沈行白雙拳緊握,差點沖出去,被沐珣按在地上,沐珣低聲吩咐隨從︰「去,保護王妃!」
隨從不解︰「世子,屬下都得留在世子身邊。」
沐珣冷聲︰「快去!保護王妃,寸步不離!」
「……是。」
「沈行白,稍安勿躁!」
沈行白憤憤不平的朝蕭晟淵看了一眼,心下只有一個念頭,三嫂猜對了!
這個時候他是不是該慶幸,三嫂早做打算了呢?
眾人震驚之際,攝政王突然笑了,他向前去,昂首看著至尊之位上孱弱的人,平緩道︰「皇上不防再說一遍。」
蕭晟淵變了臉︰「朕差點就死了,皇叔難道不想給個答案嗎?朕就在那站著,看著皇叔一箭射過來,為什麼?皇叔為什麼要殺朕?」
干秋陽磕了三個頭,大聲︰「攝政王此舉大逆不道!這分明就是弒君!」
蕭晟淵︰「這分明就是要反了!」
此話一出,誰還敢站著呢?
隨著樂聲戛然而止,刷啦啦跪了一地,整個殿上還站著的,也就只有煞氣外露的攝政王和翩翩然的大涼世子了。

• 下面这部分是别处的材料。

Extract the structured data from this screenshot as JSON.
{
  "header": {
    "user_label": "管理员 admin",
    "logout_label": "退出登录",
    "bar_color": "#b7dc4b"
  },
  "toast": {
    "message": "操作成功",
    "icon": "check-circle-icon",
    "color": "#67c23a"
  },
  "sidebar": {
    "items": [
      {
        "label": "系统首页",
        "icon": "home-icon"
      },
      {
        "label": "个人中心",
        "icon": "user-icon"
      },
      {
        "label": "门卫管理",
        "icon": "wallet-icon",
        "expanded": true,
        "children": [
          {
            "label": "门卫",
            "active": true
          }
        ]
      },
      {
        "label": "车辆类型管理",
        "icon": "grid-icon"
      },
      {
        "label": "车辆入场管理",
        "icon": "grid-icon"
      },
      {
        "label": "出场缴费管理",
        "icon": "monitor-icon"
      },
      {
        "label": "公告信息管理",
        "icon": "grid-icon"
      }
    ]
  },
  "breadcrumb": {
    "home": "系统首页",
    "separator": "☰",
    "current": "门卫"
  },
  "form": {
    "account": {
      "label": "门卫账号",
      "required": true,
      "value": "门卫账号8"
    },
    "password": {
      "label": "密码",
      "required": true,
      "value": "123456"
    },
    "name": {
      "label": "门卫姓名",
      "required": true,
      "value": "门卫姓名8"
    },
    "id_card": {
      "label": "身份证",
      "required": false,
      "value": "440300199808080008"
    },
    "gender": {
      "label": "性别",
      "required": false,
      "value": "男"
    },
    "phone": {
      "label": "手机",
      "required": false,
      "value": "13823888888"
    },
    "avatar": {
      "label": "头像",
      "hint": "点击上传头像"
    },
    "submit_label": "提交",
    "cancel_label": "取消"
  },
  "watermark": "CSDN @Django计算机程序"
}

雙人之姿,驚的蕭晟淵眼角的陰郁重了一層,果然……他這位好皇叔早就同大涼勾結在一起了。
殿上無人說話,大家靜靜的看著攝政王緩緩到一邊單手提了個椅子過來,面色不豫的坐正。
如此囂張!
微微抬眼,蕭辭直眼射上去,蕭晟淵一凜,寒潭似的雙眸里,充滿了失望。
「皇上是認定本王要反了?」
驚懼之下,蕭晟淵心快要從胸膛里跳出啦,他嗓子冒煙,毅然決然︰「皇叔這次做的太明顯了,朕就是想睜一只眼閉一只眼都不行了,皇叔也說了,朕是天子,你是人臣,哪里有人臣位于天子之上的道理。」
……他怕啊!
「箭就是本王射的,本王認」,蕭辭抬聲,讓每個人都听清楚︰「皇上就在這等著本王呢,是本王高估你了。」
「放肆!」武清文那點端莊此刻全然亂了,怒然呵斥了蕭辭一聲,連滾帶爬的到了前邊︰「此事蹊蹺,皇上明察。」
武清文慌了,蕭晟淵一開口就是要治蕭辭的罪了,「謀反」多大的罪名啊,扣在頭上那就是遺臭千年,摘不下來了。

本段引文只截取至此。